The double-decker TGV usually transports hundreds of passengers. This one will have fewer than 100 people on board, with about 50 logistical staff and medical personnel from hospitals in Nantes, Angers and Paris accompanying the 20 patients.

The rail operator, SNCF, had put in place the possibility of medicalising trains, notably to transport people injured by terrorist attacks from one part of he country to another. Now the theory is being put into practice.

Train cars transformed

Early Thursday morning ambulances were seen approaching the platform in the Strasbourg station where the train was parked Wednesday night.

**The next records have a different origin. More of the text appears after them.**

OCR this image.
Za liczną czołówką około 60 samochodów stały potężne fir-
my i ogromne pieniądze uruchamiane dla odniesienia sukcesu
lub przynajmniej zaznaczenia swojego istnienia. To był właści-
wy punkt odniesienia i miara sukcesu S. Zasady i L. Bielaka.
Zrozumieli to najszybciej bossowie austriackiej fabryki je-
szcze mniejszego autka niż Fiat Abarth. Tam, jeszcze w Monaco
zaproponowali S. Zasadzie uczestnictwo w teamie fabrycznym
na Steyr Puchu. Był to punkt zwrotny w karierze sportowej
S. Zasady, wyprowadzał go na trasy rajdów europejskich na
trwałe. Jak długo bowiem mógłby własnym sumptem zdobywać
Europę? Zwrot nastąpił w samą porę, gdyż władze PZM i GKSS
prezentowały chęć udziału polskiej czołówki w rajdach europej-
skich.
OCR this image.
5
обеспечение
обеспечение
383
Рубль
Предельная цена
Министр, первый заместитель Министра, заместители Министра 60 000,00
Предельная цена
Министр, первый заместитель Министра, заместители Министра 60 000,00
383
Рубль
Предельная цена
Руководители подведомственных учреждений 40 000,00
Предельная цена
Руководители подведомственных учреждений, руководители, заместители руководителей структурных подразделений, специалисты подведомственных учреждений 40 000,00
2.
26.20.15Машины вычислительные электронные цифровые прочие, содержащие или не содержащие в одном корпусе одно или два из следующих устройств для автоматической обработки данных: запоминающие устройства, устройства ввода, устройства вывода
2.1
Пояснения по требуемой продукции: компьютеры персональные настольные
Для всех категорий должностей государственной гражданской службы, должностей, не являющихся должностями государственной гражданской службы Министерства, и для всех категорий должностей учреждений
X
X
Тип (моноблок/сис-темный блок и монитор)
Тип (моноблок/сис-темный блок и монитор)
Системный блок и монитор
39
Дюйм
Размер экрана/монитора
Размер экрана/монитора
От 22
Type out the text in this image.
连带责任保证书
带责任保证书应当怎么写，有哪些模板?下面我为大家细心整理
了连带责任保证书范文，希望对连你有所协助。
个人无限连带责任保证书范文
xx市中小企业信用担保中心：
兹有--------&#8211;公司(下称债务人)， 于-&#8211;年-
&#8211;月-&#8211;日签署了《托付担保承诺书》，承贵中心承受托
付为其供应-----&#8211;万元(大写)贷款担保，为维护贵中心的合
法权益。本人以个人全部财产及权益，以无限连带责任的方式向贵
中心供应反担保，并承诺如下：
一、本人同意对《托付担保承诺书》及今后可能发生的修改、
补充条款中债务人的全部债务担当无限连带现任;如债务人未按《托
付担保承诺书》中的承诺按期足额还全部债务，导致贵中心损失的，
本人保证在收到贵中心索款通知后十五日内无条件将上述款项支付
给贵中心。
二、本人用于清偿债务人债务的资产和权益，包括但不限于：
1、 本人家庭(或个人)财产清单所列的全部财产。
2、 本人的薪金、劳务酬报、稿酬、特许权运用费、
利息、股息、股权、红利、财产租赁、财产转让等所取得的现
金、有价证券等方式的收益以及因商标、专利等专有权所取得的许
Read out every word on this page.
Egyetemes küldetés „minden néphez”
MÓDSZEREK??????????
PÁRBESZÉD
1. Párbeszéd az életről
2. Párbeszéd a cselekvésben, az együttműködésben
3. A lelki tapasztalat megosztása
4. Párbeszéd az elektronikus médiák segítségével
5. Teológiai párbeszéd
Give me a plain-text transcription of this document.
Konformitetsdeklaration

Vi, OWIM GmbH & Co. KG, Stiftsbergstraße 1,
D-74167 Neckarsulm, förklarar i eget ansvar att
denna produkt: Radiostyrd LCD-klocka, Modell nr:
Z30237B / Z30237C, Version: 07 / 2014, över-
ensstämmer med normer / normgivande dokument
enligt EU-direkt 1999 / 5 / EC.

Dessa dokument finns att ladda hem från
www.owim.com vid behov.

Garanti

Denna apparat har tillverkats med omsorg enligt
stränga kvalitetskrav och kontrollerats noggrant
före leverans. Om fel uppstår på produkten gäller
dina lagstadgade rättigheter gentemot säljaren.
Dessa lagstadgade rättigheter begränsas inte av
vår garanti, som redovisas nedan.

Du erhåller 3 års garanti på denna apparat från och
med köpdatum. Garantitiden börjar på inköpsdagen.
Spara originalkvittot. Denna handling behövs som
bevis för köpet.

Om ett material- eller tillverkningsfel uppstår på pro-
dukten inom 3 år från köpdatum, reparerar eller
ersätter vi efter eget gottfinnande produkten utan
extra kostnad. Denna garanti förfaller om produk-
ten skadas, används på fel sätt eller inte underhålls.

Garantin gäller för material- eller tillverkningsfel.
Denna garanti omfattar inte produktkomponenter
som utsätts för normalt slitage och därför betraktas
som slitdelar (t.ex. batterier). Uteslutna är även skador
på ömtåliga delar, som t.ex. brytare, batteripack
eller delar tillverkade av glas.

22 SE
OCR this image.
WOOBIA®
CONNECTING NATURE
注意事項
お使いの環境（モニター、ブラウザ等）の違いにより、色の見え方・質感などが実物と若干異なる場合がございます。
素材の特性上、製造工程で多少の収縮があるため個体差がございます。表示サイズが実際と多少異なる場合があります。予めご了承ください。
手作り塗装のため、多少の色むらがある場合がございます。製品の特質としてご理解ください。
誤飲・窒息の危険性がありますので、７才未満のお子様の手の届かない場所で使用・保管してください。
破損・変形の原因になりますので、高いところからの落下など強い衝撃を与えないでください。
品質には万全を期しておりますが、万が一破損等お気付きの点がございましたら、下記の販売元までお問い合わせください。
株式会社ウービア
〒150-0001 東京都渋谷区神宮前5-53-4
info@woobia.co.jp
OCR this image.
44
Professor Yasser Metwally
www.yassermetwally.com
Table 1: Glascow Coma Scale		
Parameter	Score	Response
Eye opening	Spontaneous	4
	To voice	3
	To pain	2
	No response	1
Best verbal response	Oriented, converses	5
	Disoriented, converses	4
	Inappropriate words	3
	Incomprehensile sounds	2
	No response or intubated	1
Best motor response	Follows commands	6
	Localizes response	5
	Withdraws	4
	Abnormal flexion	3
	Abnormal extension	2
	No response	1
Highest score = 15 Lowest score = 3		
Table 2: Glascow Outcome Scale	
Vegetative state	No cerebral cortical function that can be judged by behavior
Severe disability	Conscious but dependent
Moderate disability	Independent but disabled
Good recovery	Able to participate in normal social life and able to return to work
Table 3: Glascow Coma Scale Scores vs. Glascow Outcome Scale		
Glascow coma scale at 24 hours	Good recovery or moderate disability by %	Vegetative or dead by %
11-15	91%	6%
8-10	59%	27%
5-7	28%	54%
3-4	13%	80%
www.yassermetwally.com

Patients will be distributed in five cars, four in each one, on stretchers laid out over seats that will not be removed.

Each car will have a doctor, an intern, an anesthesiologist and three nurses. Patients will be on the bottom levels, with the top levels used by medical personnel to get around and move material.

The rail operator, SNCF, has decided to double the train, to ten cars. An empty five-car train at the front will absorb any shocks, like collisions with animals on the tracks.

Spreading out patients

Using a train to transport patients like this is a first for Europe, according to France’s Health minister Olivier Véran. It could be repeated, as hospitals in the east of France are overwhelmed with coronavirus cases, are reaching critical capacity.

For the last eight days, patients have already been distributed away from overwhelmed hospitals. Military planes evacuated 18 patients from a Mulhouse hospital to Marseille, Bordeaux, Quimper and Brest.

Helicopters have brought some patients to neighbouring countries, like Germany. On Sunday a helicopter carrier with a hospital on board brought patients from Ajaccio, in Corsica, to Marseille.